The risk is that something will go wrong during that rebuild. For
IDE drives, I recommend that prior to doing something like this, you
always do something like dd if=/dev/hda of=/dev/null and do that for
each drive you have in your current array as a quick read test to make
sure there are no bad blocks hiding in rarely/never used parts of the
Now, to your specific case, when you added /dev/hdg1 it should have
just became a hot spare. Once you then removed /dev/hdd5, it should
have been marked as Failed, and reconstruction should have started on
/dev/hdg1. At that point, the raid subsystem would have to read every
single block on /dev/hda5 and /dev/hdc5 in order to reconstruct
/dev/hdg1, and if /dev/hdc5 had any bad sectors, then it would end up
failing as a result and taking the array offline. I'm guessing that's
what happened here. If you still can, check your logs for any error
messages indicating I/O errors to /dev/hdc5.

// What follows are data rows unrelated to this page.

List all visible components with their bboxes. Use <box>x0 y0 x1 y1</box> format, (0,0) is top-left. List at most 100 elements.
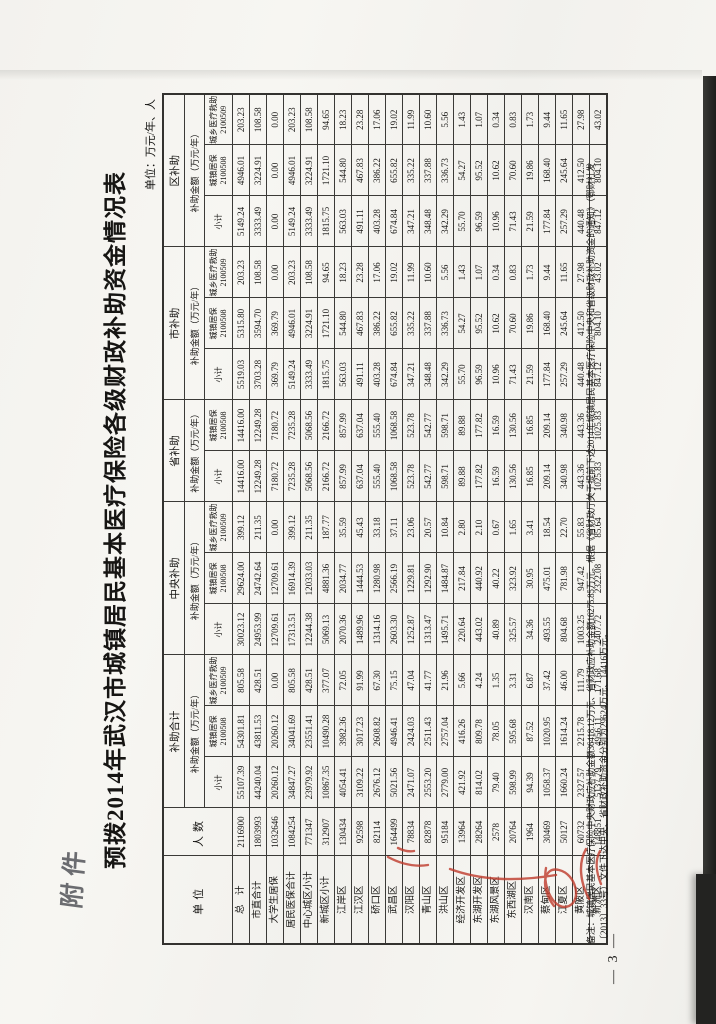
cell-amount: 16.85 <box>521 450 539 502</box>
cell-amount: 177.82 <box>470 450 488 502</box>
cell-amount: 369.79 <box>266 348 284 400</box>
cell-amount: 89.88 <box>453 450 471 502</box>
cell-amount: 1.73 <box>521 246 539 298</box>
cell-people: 1803993 <box>249 808 267 856</box>
cell-amount: 9.44 <box>538 93 556 145</box>
row-label-unit: 大学生居保 <box>266 856 284 944</box>
column-header: 小计 <box>204 757 233 808</box>
cell-amount: 1.07 <box>470 93 488 145</box>
cell-amount: 4946.41 <box>385 706 403 757</box>
cell-amount: 2.80 <box>453 501 471 553</box>
cell-people: 95184 <box>436 808 454 856</box>
cell-amount: 19.86 <box>521 144 539 196</box>
column-header: 小计 <box>204 348 233 400</box>
cell-amount: 0.67 <box>487 501 505 553</box>
cell-people: 50127 <box>555 808 573 856</box>
cell-amount: 9.44 <box>538 246 556 298</box>
cell-amount: 348.48 <box>419 195 437 247</box>
cell-people: 2578 <box>487 808 505 856</box>
cell-amount: 47.04 <box>402 654 420 706</box>
cell-amount: 1313.47 <box>419 603 437 655</box>
cell-amount: 2779.00 <box>436 757 454 808</box>
cell-amount: 403.28 <box>368 348 386 400</box>
cell-amount: 20.57 <box>419 501 437 553</box>
cell-amount: 2424.03 <box>402 706 420 757</box>
cell-amount: 16.59 <box>487 450 505 502</box>
cell-amount: 5.56 <box>436 246 454 298</box>
cell-amount: 19.02 <box>385 246 403 298</box>
row-label-unit: 蔡甸区 <box>538 856 556 944</box>
cell-amount: 21.59 <box>521 348 539 400</box>
cell-people: 312907 <box>317 808 335 856</box>
cell-amount: 5519.03 <box>232 348 250 400</box>
table-row: 洪山区 95184 2779.00 2757.04 21.96 1495.71 1484.8… <box>436 93 454 944</box>
cell-amount: 804.68 <box>555 603 573 655</box>
column-header: 城乡医疗救助 2100509 <box>204 501 233 553</box>
cell-amount: 18.54 <box>538 501 556 553</box>
cell-amount: 0.00 <box>266 144 284 196</box>
cell-amount: 95.52 <box>470 297 488 349</box>
cell-amount: 5068.56 <box>300 399 318 451</box>
cell-amount: 17313.51 <box>283 603 301 655</box>
cell-amount: 325.57 <box>504 603 522 655</box>
table-row: 居民医保合计 1084254 34847.27 34041.69 805.58 17313… <box>283 93 301 944</box>
cell-people: 82114 <box>368 808 386 856</box>
cell-amount: 475.01 <box>538 552 556 604</box>
cell-amount: 2166.72 <box>317 399 335 451</box>
cell-amount: 5.66 <box>453 654 471 706</box>
cell-amount: 5021.56 <box>385 757 403 808</box>
cell-people: 130434 <box>334 808 352 856</box>
cell-amount: 4881.36 <box>317 552 335 604</box>
cell-amount: 5149.24 <box>283 195 301 247</box>
cell-amount: 21.59 <box>521 195 539 247</box>
cell-amount: 493.55 <box>538 603 556 655</box>
cell-amount: 203.23 <box>283 93 301 145</box>
cell-amount: 3224.91 <box>300 297 318 349</box>
table-row: 汉阳区 78834 2471.07 2424.03 47.04 1252.87 1229.8… <box>402 93 420 944</box>
cell-people: 771347 <box>300 808 318 856</box>
column-header: 小计 <box>204 603 233 655</box>
cell-amount: 0.00 <box>266 501 284 553</box>
cell-amount: 46.00 <box>555 654 573 706</box>
cell-amount: 4054.41 <box>334 757 352 808</box>
row-label-unit: 居民医保合计 <box>283 856 301 944</box>
cell-amount: 187.77 <box>317 501 335 553</box>
cell-amount: 211.35 <box>300 501 318 553</box>
cell-amount: 655.82 <box>385 297 403 349</box>
cell-people: 20764 <box>504 808 522 856</box>
cell-amount: 70.60 <box>504 297 522 349</box>
column-header: 小计 <box>204 450 233 502</box>
cell-people: 1084254 <box>283 808 301 856</box>
cell-amount: 29624.00 <box>232 552 250 604</box>
cell-amount: 37.42 <box>538 654 556 706</box>
cell-amount: 3703.28 <box>249 348 267 400</box>
cell-amount: 337.88 <box>419 297 437 349</box>
cell-amount: 130.56 <box>504 450 522 502</box>
row-label-unit: 武昌区 <box>385 856 403 944</box>
cell-amount: 3333.49 <box>300 348 318 400</box>
cell-amount: 14416.00 <box>232 399 250 451</box>
cell-amount: 3224.91 <box>300 144 318 196</box>
cell-amount: 21.96 <box>436 654 454 706</box>
cell-amount: 7180.72 <box>266 399 284 451</box>
cell-amount: 857.99 <box>334 450 352 502</box>
cell-amount: 336.73 <box>436 144 454 196</box>
cell-amount: 5149.24 <box>283 348 301 400</box>
cell-amount: 6.87 <box>521 654 539 706</box>
cell-amount: 18.23 <box>334 93 352 145</box>
cell-amount: 674.84 <box>385 195 403 247</box>
cell-amount: 4946.01 <box>232 144 250 196</box>
cell-amount: 342.29 <box>436 348 454 400</box>
cell-amount: 4946.01 <box>283 297 301 349</box>
column-header: 城乡医疗救助 2100509 <box>204 654 233 706</box>
cell-amount: 2566.19 <box>385 552 403 604</box>
cell-amount: 386.22 <box>368 297 386 349</box>
cell-amount: 1068.58 <box>385 450 403 502</box>
unit-note: 单位：万元/年、人 <box>145 99 157 191</box>
cell-amount: 655.82 <box>385 144 403 196</box>
cell-amount: 1.43 <box>453 93 471 145</box>
cell-amount: 203.23 <box>232 246 250 298</box>
cell-amount: 30023.12 <box>232 603 250 655</box>
cell-amount: 89.88 <box>453 399 471 451</box>
cell-amount: 377.07 <box>317 654 335 706</box>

If that's what happened, then your next option is to reboot into
rescue more and use mdadm to manually assemble the raid5 array. To do
that, do something like:
mdadm -A /dev/md7 --force --run --update=summaries /dev/hda5 /dev/hdc5
I wouldn't try to add /dev/hdd5 back into the array, I would just try
to get it back into the degraded state it was in before. However, if
you know for certain that you didn't write to the array after failing
/dev/hdd5, then you could bring the array back up with all three
devices. The problem is, if the array was still active after you
removed /dev/hdd5, then any writes that would have went to /dev/hdd5
would have been stored in parity blocks on /dev/hda5 and /dev/hdc5
instead, and if you bring /dev/hdd5 back into the array as a clean
device, we'll read from it instead of the parity blocks and get stale
data, possibly resulting in a corrupted filesystem. Instead, you have
to readd /dev/hdd5 as a new disk and let it get rebuilt (although
since you have to rebuild a drive anyway, rebuilding /dev/hdg1 makes
more sense than rebuilding to /dev/hdd5 and having to start the move
process over again).
Hope that helps.
No activity in multiple months, closing.